— Эй! — Федор едва вернул дар речи. — До свиданьица, краса неописанная!
Девка обернулась и бросила через плечо с великолепным насмешливым превосходством петербургской аристократки:
— Разлакомился, сокол ясный! Коль не говорю — стало быть не желаю свиданьица-то!
И не спеша, направилась по тракту к околице. Федор проводил ее взглядом.
«Вот… дикарка… — думал он, рассматривая удаляющуюся девичью фигурку с удовольствием и досадой одновременно. — Змейка, да еще и ядовитая… Такая, похоже, если… вечерок коротать… особенно стесняться не будет. Дым с копотью… Интересно. Только как к такой подступишься — нахалка…»
Минуту помедлив, Федор вернулся в трактир.
Устин Силыч, надев очки, проверял счета, но тут же отложил в сторону толстенную засаленную тетрадь.
— Никак, забыли что, Федор Карпыч?!
Федор ухмыльнулся.
— Скажи-ка мне, Устин, такую вещь… Тут к тебе сейчас девчонка не заходила? В голубой косынке, шустрая такая?
— Об Оленке говорить изволите, Федор Карпыч?
— Оленка… ишь ты… Что за Оленка?
— Известно, ваше степенство. Гришки Рваного, конокрада подлого, младшая сестричка.
Федор сел.
— Неужто?
— В голубой косынке, изволите говорить? В синем платьишке в белый горох, полушубок новенький, сапожки желтые, опять же новые? В глаза прямо смотрит? Она самая, не извольте сомневаться, ваше степенство. Гришка с выселок ее за полдиковинкой послал — похмельем, вишь, мается, как вчерашнего дня гулял…
Федор глубоко задумался.
— Оленка… ишь ты… — бормотал еле слышно. — Брательника же Бог послал… А что, Устин, Гришка-то…
— А что Гришка… — Силыч снял очки и принялся протирать стекла тряпочкой. — Гришка, Федор Карпыч, прощения просим, мальчик фартовый. Все окрестные про него в курсах, урядник все грозится — а только поделать ничего нельзя. Не пойман — не вор. Такие дела. Вот и живет, как бирюк в берлоге — ото всего обчества отдельно. С маткой да с Оленкой. А отец у них от винища уж давно помер. Теперь там, в берлоге ихней, весь лихой люд бывает. Не приведи господь, Федор Карпыч…
— И как только девка там… выжила…
— А что ей не выжить! Ее кто только пальцем тронь — Гришка того на ремешки порежет. А она, Федор Карпыч, как будто и не балует. Нрава прямого, строгого, себя блюдет — только однова пропадать ей с этакой родней… и подумать грустно…
Федор кивнул. Его глаза сузились, а смущенная ухмылка превратилась… в весьма сложную мину… и, пожалуй, жестокую.
— Однова, пропадать, говоришь?

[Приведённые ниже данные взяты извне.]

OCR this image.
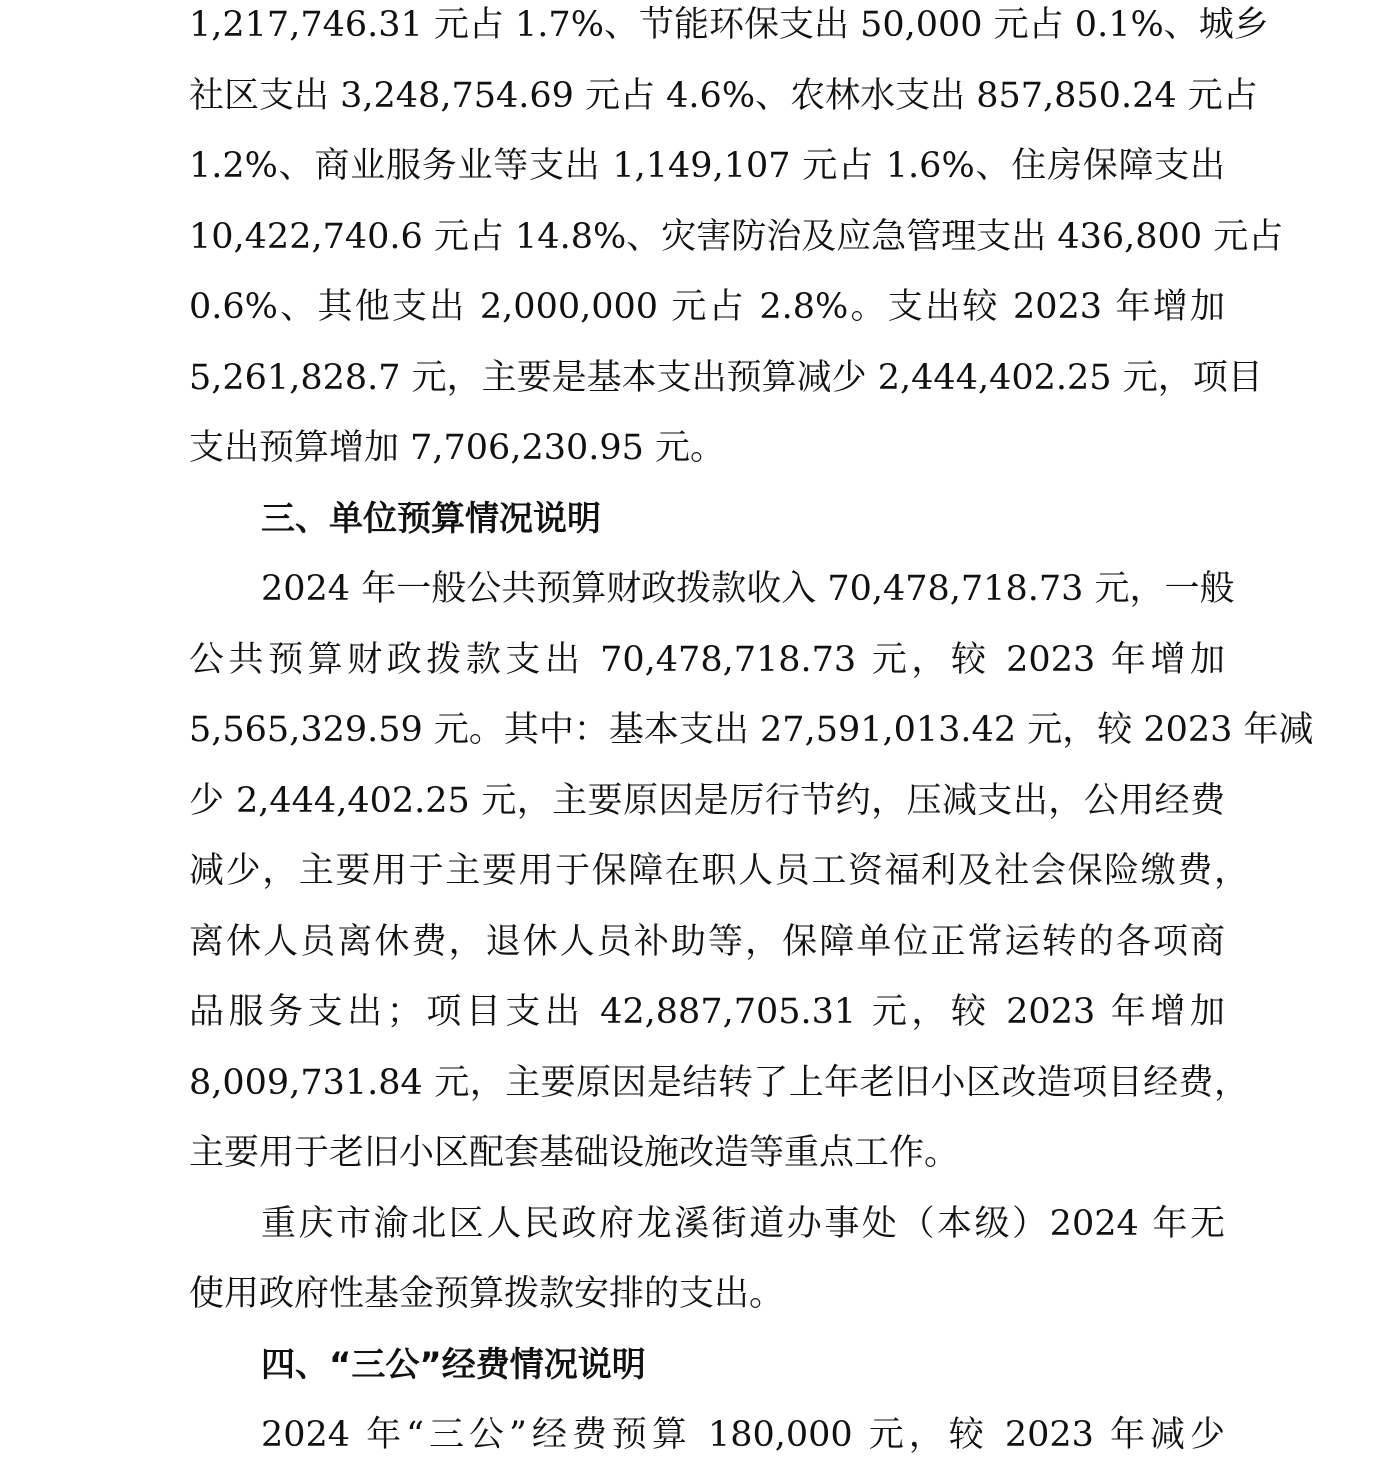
1,217,746.31 元占 1.7%、节能环保支出 50,000 元占 0.1%、城乡
社区支出 3,248,754.69 元占 4.6%、农林水支出 857,850.24 元占
1.2%、商业服务业等支出 1,149,107 元占 1.6%、住房保障支出
10,422,740.6 元占 14.8%、灾害防治及应急管理支出 436,800 元占
0.6%、其他支出 2,000,000 元占 2.8%。支出较 2023 年增加
5,261,828.7 元，主要是基本支出预算减少 2,444,402.25 元，项目
支出预算增加 7,706,230.95 元。
三、单位预算情况说明
2024 年一般公共预算财政拨款收入 70,478,718.73 元，一般
公共预算财政拨款支出 70,478,718.73 元，较 2023 年增加
5,565,329.59 元。其中：基本支出 27,591,013.42 元，较 2023 年减
少 2,444,402.25 元，主要原因是厉行节约，压减支出，公用经费
减少，主要用于主要用于保障在职人员工资福利及社会保险缴费，
离休人员离休费，退休人员补助等，保障单位正常运转的各项商
品服务支出；项目支出 42,887,705.31 元，较 2023 年增加
8,009,731.84 元，主要原因是结转了上年老旧小区改造项目经费，
主要用于老旧小区配套基础设施改造等重点工作。
重庆市渝北区人民政府龙溪街道办事处（本级）2024 年无
使用政府性基金预算拨款安排的支出。
四、“三公”经费情况说明
2024 年“三公”经费预算 180,000 元，较 2023 年减少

Ну спасибо, Устин. Спасибо.
Глава 3
Расставшись с Матреной, Егорка прошелся по тракту до околицы. Выбрал момент, когда вокруг было совсем безлюдно, и сошел с проезжей дороги в лес.
Погода совсем испортилась. Дождь летел наискосок, ветер гулял между деревьев, и лес стонал тяжелым, мерным, несмолкающим гулом. Под ногами, во мху, хлюпала вода, пахло болотной сыростью, жухлой хвоей, осенним тлением. Егор привычно обратился душой к лесному народу, но все живое попряталось и молчало, только сорока — верный вестник — коротко чокнула с лиственничной ветки и тут же унеслась по ветру, будто спешила или испугалась. Егор не успел ее понять. Пронзительный ветер нес сырой холод с Хоры, и все вокруг будто съежилось от озноба. Лес казался неуютным, нежилым и совершенно чужим… и Егор вдруг понял, почему.

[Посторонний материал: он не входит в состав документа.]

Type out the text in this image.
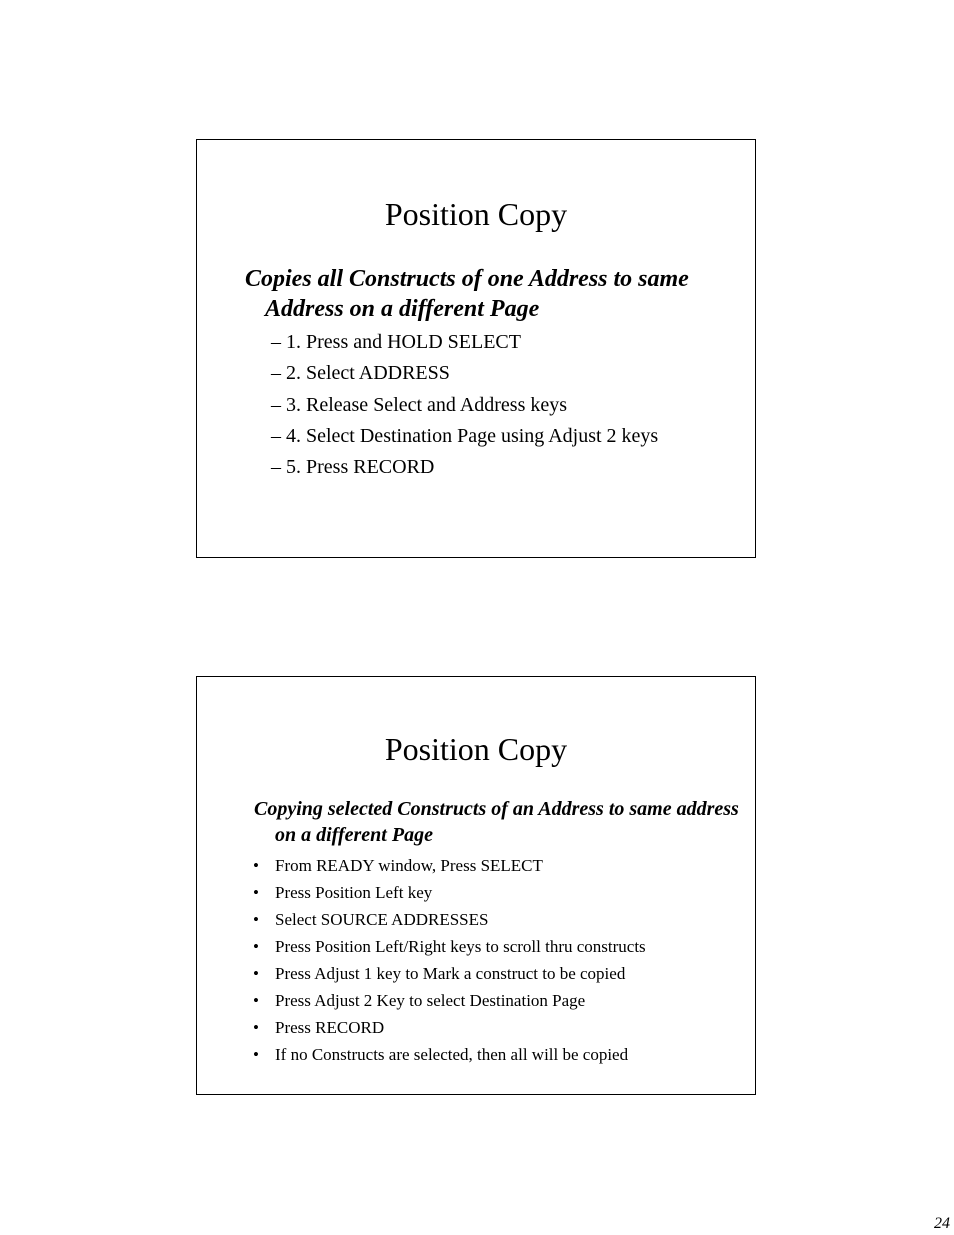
Position Copy

Copies all Constructs of one Address to same Address on a different Page

– 1. Press and HOLD SELECT
– 2. Select ADDRESS
– 3. Release Select and Address keys
– 4. Select Destination Page using Adjust 2 keys
– 5. Press RECORD
Position Copy

Copying selected Constructs of an Address to same address on a different Page

• From READY window, Press SELECT
• Press Position Left key
• Select SOURCE ADDRESSES
• Press Position Left/Right keys to scroll thru constructs
• Press Adjust 1 key to Mark a construct to be copied
• Press Adjust 2 Key to select Destination Page
• Press RECORD
• If no Constructs are selected, then all will be copied
24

Холодная дрожь прошила тело вдоль спины. Добрая встреча. Не тот, с кем хотелось бы поговорить… но может, оно и к лучшему, как знать?
Пасмурный полумрак свернулся в грозовую темень. Белесое небо потемнело. Удары копыт пали громовыми раскатами. Конь из дымного клубящегося сумрака встал рядом с Егором, как вкопанный. Всадник — мрачная тень — обрел плоть, спешился, трепанул коня по холке, усмехнулся настолько дружелюбно, насколько позволяло его угрюмое лицо.
— Здорово, лешак.
— Здорово, охотник, — сказал Егор грустно. — Не ждал встретить тебя здесь в эту пору, Мартын.
— Угодья осматриваю, — сказал Мартын, поправив самострел за плечом. — Чего не ждал? Ведь сказано все, пересказано…
— До весны далеконько еще.
— До весны! — в голосе Мартына зазвучала глухая угроза. — Что за Охота весной? Ведь на май назначено, на май! Куда годится? Вот по холодам — февраль, март — любехонько бы… — его рука опять потянулась к самострелу.
— Чем заряжать-то станете?
— А не знаю пока. Коли февралем бы — так дифтерит, а май… даже не знаю. Холера, сыпняк, кровавый понос… Поглядим.
У Егора заныло в груди.
— Не жаль их тебе?
— А они кого жалеют? — отрезал Мартын жестко. — На них, кроме Охоты, и управы-то нет. Им дай волю — расплодятся, как тараканы, все кругом пожрут, все умертвят, все под себя подомнут и новое место искать станут, где гадить. Не знаешь разве?
Егор вздохнул.
— Знаю. Но ты все одно не спеши собирать своих… душегубцев, — проговорил он чуть слышно. — Ты знай — тут, в деревне, кроме купчины и псов его, дивье дитя, братишка наш.
— Охотников сын?
— Лешачок.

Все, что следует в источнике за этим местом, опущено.